While you’re shopping for a grinder, also purchase a #2 plastic Melitta cone and some #2 filters. I sometimes buy the unbleached filters for aesthetic reasons. At this point, bleaching my brain cells won’t make much of a difference. The plastic cone will cost less than a latte, and a box of 40 cones will run about the same.

Heat water until you see a hint of steam. Do not let the water reach a full boil. If you’re using a tea kettle, you’ll be pulling it off the heat well before the whistle blows. Hotter, and you’ll add bitterness**.

Put a filter in the plastic cone.

Scoop half the ground beans (around 1/3 cup) into the filter, and place the rig on top of a coffee cup that holds 10 or 12 ounces.

Slowly pour hot water over the beans until you reach the top of the filter.

Gently stir the contents to incorporate all the grounds into the water and form what is known in the espresso world as crema.
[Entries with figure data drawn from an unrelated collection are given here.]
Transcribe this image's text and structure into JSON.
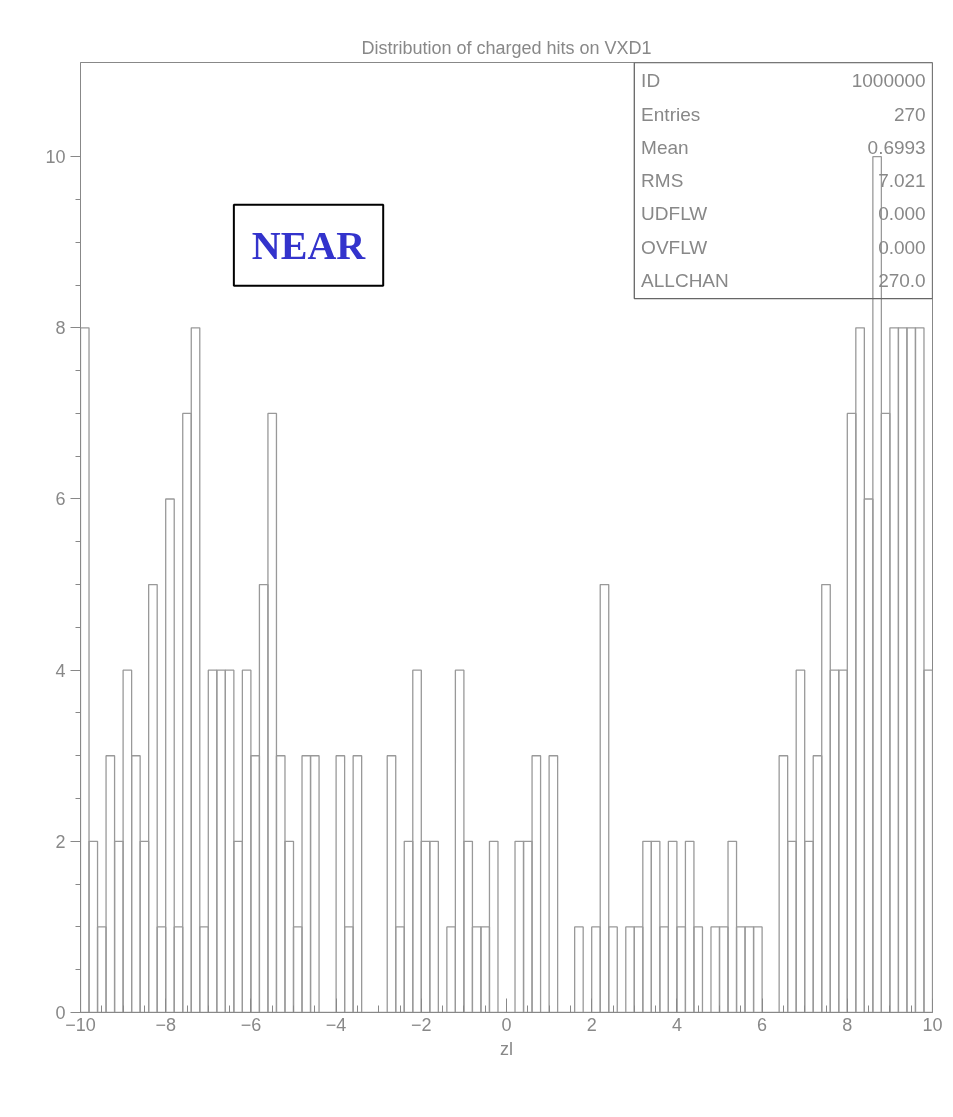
{
  "chart_data": {
    "type": "histogram",
    "title": "Distribution of charged hits on VXD1",
    "xlabel": "zl",
    "bins": [
      -10.0,
      -9.8,
      -9.6,
      -9.4,
      -9.2,
      -9.0,
      -8.8,
      -8.6,
      -8.4,
      -8.2,
      -8.0,
      -7.8,
      -7.6,
      -7.4,
      -7.2,
      -7.0,
      -6.8,
      -6.6,
      -6.4,
      -6.2,
      -6.0,
      -5.8,
      -5.6,
      -5.4,
      -5.2,
      -5.0,
      -4.8,
      -4.6,
      -4.4,
      -4.2,
      -4.0,
      -3.8,
      -3.6,
      -3.4,
      -3.2,
      -3.0,
      -2.8,
      -2.6,
      -2.4,
      -2.2,
      -2.0,
      -1.8,
      -1.6,
      -1.4,
      -1.2,
      -1.0,
      -0.8,
      -0.6,
      -0.4,
      -0.2,
      0.0,
      0.2,
      0.4,
      0.6,
      0.8,
      1.0,
      1.2,
      1.4,
      1.6,
      1.8,
      2.0,
      2.2,
      2.4,
      2.6,
      2.8,
      3.0,
      3.2,
      3.4,
      3.6,
      3.8,
      4.0,
      4.2,
      4.4,
      4.6,
      4.8,
      5.0,
      5.2,
      5.4,
      5.6,
      5.8,
      6.0,
      6.2,
      6.4,
      6.6,
      6.8,
      7.0,
      7.2,
      7.4,
      7.6,
      7.8,
      8.0,
      8.2,
      8.4,
      8.6,
      8.8,
      9.0,
      9.2,
      9.4,
      9.6,
      9.8,
      10.0
    ],
    "values": [
      8,
      2,
      1,
      3,
      2,
      4,
      3,
      2,
      5,
      1,
      6,
      1,
      7,
      8,
      1,
      4,
      4,
      4,
      2,
      4,
      3,
      5,
      7,
      3,
      2,
      1,
      3,
      3,
      0,
      0,
      3,
      1,
      3,
      0,
      0,
      0,
      3,
      1,
      2,
      4,
      2,
      2,
      0,
      1,
      4,
      2,
      1,
      1,
      2,
      0,
      0,
      2,
      2,
      3,
      0,
      3,
      0,
      0,
      1,
      0,
      1,
      5,
      1,
      0,
      1,
      1,
      2,
      2,
      1,
      2,
      1,
      2,
      1,
      0,
      1,
      1,
      2,
      1,
      1,
      1,
      0,
      0,
      3,
      2,
      4,
      2,
      3,
      5,
      4,
      4,
      7,
      8,
      6,
      10,
      7,
      8,
      8,
      8,
      8,
      4
    ],
    "color": "#999999",
    "xlim": [
      -10,
      10
    ],
    "ylim": [
      0,
      11.1
    ],
    "xticks": [
      -10,
      -8,
      -6,
      -4,
      -2,
      0,
      2,
      4,
      6,
      8,
      10
    ],
    "yticks": [
      0,
      2,
      4,
      6,
      8,
      10
    ],
    "grid": false,
    "annotations": [
      "NEAR",
      "ID 1000000",
      "Entries 270",
      "Mean 0.6993",
      "RMS 7.021",
      "UDFLW 0.000",
      "OVFLW 0.000",
      "ALLCHAN 270.0"
    ]
  }
}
Crema is the caramel colored swirl that forms on top, and is an indicator that the essential oils in the coffee are now flavoring the water.

DO NOT bump the cone full of hot water and grounds with your elbow and splatter the wet grounds all over your kitchen. I cannot stress this enough.

Let the water filter all the way through, until there is absolutely none left in the cone. You’ll have around eight ounces of coffee at which to sip.

I take mine with two huge spoons of raw sugar and one large spoon of non-dairy creamer. Sounds sacrilegious, but non-dairy creamer doesn’t water down the coffee, it has a Twinkie-like shelf life and it’s great for those of us who can’t even look at a glass of milk without getting gassy. If you do use a milk product, use heavy cream.

If you insist on using one of those flavored creamers, please don’t tell me about it or I’ll have to ‘unfriend’ you on Facebook. Years ago I pulled espresso at a friend’s cafe. When someone would order a “nonfat, single tall, decaf vanilla latte with two packets of sugar substitute” we referred to it as a “why bother” and banned them from the premises.

My next post will be a continuation of my Christmas cookie series. Don’t worry. You’ll have plenty of time between now and then to finish reading Atlas Shrugged.

*I also have a violin case, but there’s a violin in it.

**If you’re like me, you’re already bitter enough.